Tuesday’s announcement, made with cosmologist Stephen Hawking, comes less than a year after the announcement of Breakthrough Listen. That decade-long, $100 million project, also backed by Milner, monitors radio signals for signs of intelligent life across the universe.

So it's a private sector endeavor, and Milner's cash to throw away as he chooses.

Breakthrough Starshot involves deploying small light-propelled vehicles to carry equipment like cameras and communication equipment. Scientists hope the vehicles, known as nanocraft, will eventually fly at 20% of the speed of light, more than a thousand times faster than today’s spacecraft.

So a little over twenty years' transit time.  Not too bad at all - if the iphone gets there in one piece, and we can navigate it, and slow it down and....

“The thing would look like the chip from your cell phone with this very thin gauzy light sail,” said Pete Worden, the former director of NASA’s Ames Research Center, who is leading the project. “It would be something like ten, twelve feet across.”

Like a little solar sail; hence "light-propelled".

He envisions sending a larger conventional spacecraft containing thousands of nanocraft into orbit, and then launching the nanocraft one by one, he said in an interview.

And yes, I know that the Milner/Hawking probe won't be controlled from Earth but will have the AI I mentioned above independently running the mission per pre-programmed parameters - basically a miniature version of the following....
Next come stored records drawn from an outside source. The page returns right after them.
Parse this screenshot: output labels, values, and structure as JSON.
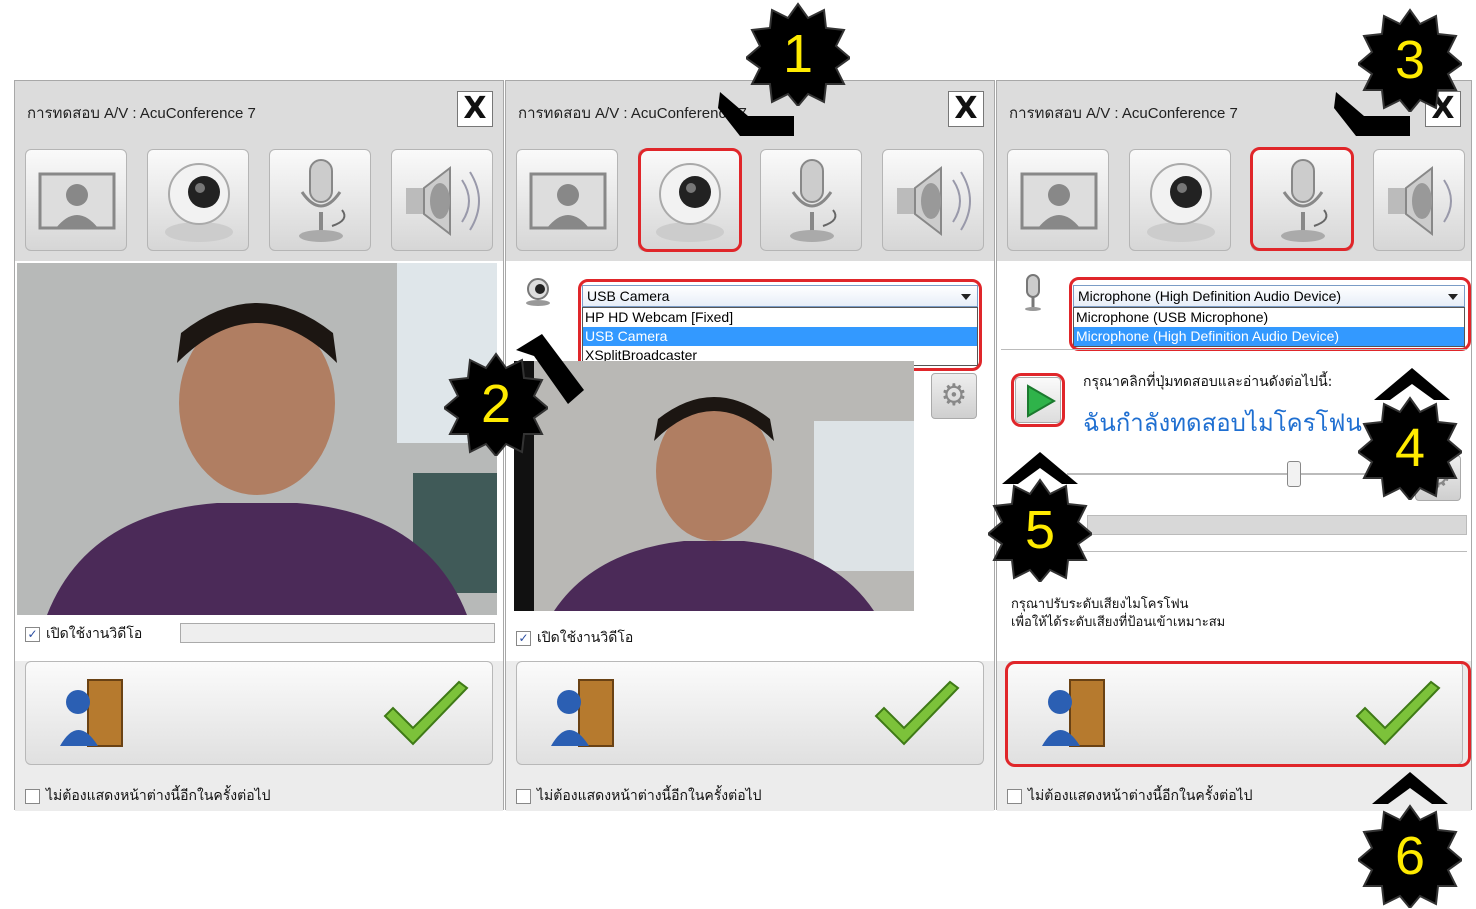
{
  "window_title": "การทดสอบ A/V : AcuConference 7",
  "close_label": "X",
  "enable_video_label": "เปิดใช้งานวิดีโอ",
  "dont_show_label": "ไม่ต้องแสดงหน้าต่างนี้อีกในครั้งต่อไป",
  "camera_selected": "USB Camera",
  "camera_options": [
    "HP HD Webcam [Fixed]",
    "USB Camera",
    "XSplitBroadcaster"
  ],
  "mic_selected": "Microphone (High Definition Audio Device)",
  "mic_options": [
    "Microphone (USB Microphone)",
    "Microphone (High Definition Audio Device)"
  ],
  "mic_instruction": "กรุณาคลิกที่ปุ่มทดสอบและอ่านดังต่อไปนี้:",
  "mic_test_phrase": "ฉันกำลังทดสอบไมโครโฟน",
  "mic_adjust_line1": "กรุณาปรับระดับเสียงไมโครโฟน",
  "mic_adjust_line2": "เพื่อให้ได้ระดับเสียงที่ป้อนเข้าเหมาะสม",
  "badges": [
    "1",
    "2",
    "3",
    "4",
    "5",
    "6"
  ],
  "colors": {
    "highlight": "#e0262a",
    "badge_fill": "#000000",
    "badge_text": "#ffeb00",
    "selection": "#3399ff"
  },
  "icons": [
    "screen-icon",
    "webcam-icon",
    "microphone-icon",
    "speaker-icon",
    "exit-door-icon",
    "checkmark-icon",
    "gear-icon",
    "play-icon"
  ]
}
....which has its own problems, like getting Geek Squad two light-years out to fix a hard drive crash or clean out viruses, and that's why it'll take years and a fortune to develop, and it'll still be pretty much guaranteed not to work.

But if it did work....





....and definitely worth putting off death to see with my own eyes from the nursing home.

Assuming I'm not blind by then.  In that case, screw it.